Construction of high safety and stability polymer solid electrolytes for lithium metal batteries via a multifunctional group synergistic mechanism
Yongqi Wang, Zhaojun Chen, Liang Shan, Rongwei Huang, Ziyi Zhu, Junqiao Ding, Jiyue Hou, Yiyong Zhang, Xue Li
Abstract
Abstract Polymer electrolytes based on poly (ethylene oxide) (PEO) show significant potential for use in all solid‐state lithium metal batteries. Improving the ionic conductivity, broaden the electrochemical stability window and flame retardant property of solid polymer electrolytes (SPEs) is vital for developing safer, higher‐energy–density batteries.
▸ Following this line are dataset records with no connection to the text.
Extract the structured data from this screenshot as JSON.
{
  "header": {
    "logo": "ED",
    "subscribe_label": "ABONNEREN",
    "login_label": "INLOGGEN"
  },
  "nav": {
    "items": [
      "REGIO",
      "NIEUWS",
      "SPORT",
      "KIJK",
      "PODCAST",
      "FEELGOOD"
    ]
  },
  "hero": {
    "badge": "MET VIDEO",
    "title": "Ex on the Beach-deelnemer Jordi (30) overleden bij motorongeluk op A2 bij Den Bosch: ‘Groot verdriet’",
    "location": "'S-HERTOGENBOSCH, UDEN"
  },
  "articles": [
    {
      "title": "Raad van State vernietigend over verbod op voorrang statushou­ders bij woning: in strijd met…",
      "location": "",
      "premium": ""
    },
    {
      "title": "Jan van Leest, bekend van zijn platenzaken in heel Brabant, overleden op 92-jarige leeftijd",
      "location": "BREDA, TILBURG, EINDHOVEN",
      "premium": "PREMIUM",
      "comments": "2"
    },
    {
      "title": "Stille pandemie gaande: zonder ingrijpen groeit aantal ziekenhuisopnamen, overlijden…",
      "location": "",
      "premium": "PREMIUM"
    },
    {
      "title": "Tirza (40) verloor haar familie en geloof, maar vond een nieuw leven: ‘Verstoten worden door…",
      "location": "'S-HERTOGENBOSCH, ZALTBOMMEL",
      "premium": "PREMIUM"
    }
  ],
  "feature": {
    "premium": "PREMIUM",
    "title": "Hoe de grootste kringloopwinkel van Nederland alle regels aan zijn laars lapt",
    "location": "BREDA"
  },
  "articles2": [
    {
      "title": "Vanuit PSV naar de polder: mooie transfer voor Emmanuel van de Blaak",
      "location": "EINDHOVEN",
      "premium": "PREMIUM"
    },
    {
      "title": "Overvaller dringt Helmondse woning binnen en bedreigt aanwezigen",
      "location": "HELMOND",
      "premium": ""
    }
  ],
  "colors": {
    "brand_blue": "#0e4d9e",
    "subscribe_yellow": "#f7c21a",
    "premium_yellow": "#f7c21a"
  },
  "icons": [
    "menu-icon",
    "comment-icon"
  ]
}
This paper introduces an innovative flame retardant strategy based on the unique chemical structure of phosphonitrile fluoride, by incorporating ethoxy pentafluorocyclotriphosphonitrile (PFPN) as a functional additive, the strategy not only reduces PEO crystallinity and improves electrochemical performance at quasi‐room temperature but also enhances oxidation resistance and widens the electrochemical window. Additionally, PFPN confers flame retardant properties to PEO, thereby enhancing battery safety and facilitating the creation of a high‐performance polymer solid electrolyte. The optimized solid‐state electrolyte exhibited an ionic conductivity of 8.2 × 10 –4 S cm −1 at 60 °C. The electrochemical window was expanded to 5.1 V, and the LiNi 0.8 Co 0.1 Mn 0.1 O 2 /FNOP‐10/Li cell maintained a capacity of 123 mAh g −1 after 100 cycles at 0.2C at 60 °C. And the Li/FNOP‐10/Li cell was able to cycle stably for more than 1400 h at a current density of 0.1 mA cm −2 , and no short‐circuiting caused by lithium dendrites was observed. These results demonstrate that the proposed method significantly enhances the overall performance of the electrolyte.